Cattivelli Luca, Agliari Elena, Sartori Fabio, Cassi Davide
Scuola Normale Superiore, Pisa, Italy.
Dipartimento di Matematica, Sapienza Università di Roma, Rome, Italy.
Phys Rev E Stat Nonlin Soft Matter Phys. 2015 Oct;92(4):042156. doi: 10.1103/PhysRevE.92.042156. Epub 2015 Oct 28.
We consider a particle performing a stochastic motion on a one-dimensional lattice with jump lengths distributed according to a power law with exponent μ+1. Assuming that the walker moves in the presence of a distribution a(x) of targets (traps) depending on the spatial coordinate x, we study the probability that the walker will eventually find any target (will eventually be trapped).
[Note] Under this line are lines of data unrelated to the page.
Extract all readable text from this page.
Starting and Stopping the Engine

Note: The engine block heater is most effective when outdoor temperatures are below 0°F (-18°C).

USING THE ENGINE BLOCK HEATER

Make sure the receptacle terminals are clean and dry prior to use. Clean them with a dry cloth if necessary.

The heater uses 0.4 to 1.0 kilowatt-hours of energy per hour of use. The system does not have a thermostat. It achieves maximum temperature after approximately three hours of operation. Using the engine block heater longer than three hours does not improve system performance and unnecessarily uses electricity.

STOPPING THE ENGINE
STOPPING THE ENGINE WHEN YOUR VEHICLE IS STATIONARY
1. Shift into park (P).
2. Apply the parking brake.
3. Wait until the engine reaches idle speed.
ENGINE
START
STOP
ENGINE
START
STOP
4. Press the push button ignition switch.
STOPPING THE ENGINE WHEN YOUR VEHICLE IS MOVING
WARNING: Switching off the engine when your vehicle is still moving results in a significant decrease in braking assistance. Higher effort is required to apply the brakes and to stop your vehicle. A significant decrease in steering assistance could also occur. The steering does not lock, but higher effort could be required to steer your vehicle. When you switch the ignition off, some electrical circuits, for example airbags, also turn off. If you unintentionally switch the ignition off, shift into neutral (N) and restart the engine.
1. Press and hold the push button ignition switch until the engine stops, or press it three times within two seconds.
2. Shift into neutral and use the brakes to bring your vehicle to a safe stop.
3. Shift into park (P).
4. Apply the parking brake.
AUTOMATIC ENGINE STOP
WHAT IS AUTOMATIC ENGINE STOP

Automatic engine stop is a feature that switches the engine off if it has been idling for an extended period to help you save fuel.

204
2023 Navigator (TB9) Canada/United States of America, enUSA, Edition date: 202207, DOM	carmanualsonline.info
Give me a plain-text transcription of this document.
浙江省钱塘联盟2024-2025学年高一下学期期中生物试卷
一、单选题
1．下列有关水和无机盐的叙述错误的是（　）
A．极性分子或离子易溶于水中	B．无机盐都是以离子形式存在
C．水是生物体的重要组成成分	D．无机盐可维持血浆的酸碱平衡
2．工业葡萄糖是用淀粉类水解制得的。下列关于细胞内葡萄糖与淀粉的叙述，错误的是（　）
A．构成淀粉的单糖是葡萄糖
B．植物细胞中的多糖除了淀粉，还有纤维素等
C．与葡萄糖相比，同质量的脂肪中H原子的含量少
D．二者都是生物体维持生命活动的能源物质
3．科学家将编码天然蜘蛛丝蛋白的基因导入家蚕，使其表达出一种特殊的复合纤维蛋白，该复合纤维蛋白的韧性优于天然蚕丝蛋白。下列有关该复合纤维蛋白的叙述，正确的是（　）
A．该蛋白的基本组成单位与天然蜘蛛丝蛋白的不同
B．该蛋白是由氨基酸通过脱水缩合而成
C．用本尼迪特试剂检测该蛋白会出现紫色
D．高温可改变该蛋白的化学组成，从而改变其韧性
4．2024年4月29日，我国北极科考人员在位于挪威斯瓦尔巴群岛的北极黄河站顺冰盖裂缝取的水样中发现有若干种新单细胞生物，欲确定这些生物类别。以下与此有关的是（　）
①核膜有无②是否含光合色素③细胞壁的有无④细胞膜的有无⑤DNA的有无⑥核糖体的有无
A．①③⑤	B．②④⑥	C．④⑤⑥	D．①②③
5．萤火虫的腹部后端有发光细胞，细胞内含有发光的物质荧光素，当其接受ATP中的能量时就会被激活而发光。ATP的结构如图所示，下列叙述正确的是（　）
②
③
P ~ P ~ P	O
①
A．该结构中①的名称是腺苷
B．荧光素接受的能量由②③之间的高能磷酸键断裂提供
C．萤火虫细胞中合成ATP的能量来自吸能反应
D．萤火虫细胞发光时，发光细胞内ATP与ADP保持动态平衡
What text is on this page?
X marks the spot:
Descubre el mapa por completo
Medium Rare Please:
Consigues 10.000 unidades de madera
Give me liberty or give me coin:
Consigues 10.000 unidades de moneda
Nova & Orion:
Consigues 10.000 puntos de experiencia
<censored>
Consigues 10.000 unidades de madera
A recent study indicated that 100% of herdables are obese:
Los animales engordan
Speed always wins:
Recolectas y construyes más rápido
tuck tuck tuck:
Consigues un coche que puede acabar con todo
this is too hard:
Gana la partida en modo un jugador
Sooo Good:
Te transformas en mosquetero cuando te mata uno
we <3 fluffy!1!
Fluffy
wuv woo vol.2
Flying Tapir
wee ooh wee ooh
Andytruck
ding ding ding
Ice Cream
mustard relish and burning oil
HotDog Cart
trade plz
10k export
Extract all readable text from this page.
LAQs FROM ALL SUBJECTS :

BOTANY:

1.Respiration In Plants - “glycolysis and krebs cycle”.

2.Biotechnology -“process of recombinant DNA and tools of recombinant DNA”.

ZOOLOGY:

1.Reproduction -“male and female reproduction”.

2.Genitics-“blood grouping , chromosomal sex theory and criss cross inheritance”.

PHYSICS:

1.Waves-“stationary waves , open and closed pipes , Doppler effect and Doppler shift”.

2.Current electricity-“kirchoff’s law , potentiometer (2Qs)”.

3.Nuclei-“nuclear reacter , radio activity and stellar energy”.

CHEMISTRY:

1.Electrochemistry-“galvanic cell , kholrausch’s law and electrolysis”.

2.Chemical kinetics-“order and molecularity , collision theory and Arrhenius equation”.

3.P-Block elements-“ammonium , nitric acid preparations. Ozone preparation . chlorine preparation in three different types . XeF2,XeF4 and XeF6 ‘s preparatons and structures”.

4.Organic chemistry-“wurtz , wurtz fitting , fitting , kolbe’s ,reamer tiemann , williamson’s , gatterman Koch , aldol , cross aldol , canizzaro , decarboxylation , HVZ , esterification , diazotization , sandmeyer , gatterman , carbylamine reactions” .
We focus on the case of power-law distributions a(x)∼x(-α) and we find that, as long as μ<α, there is a finite probability that the walker will never be trapped, no matter how long the process is. This result is shown via analytical arguments and numerical simulations which also evidence the emergence of slow searching (trapping) times in finite-size system. The extension of this finding to higher-dimensional structures is also discussed.
我们考虑一个在一维晶格上进行随机运动的粒子,其跳跃长度根据指数为μ + 1的幂律分布。假设步行者在依赖于空间坐标x的目标(陷阱)分布a(x)的情况下移动,我们研究步行者最终找到任何目标(最终被困住)的概率。我们关注幂律分布a(x)∼x(-α)的情况,并且发现,只要μ < α,无论过程持续多长时间,步行者都有永远不被困住的有限概率。这个结果通过解析论证和数值模拟得到证明,数值模拟还证明了在有限尺寸系统中出现缓慢的搜索(捕获)时间。还讨论了这一发现对更高维结构的扩展。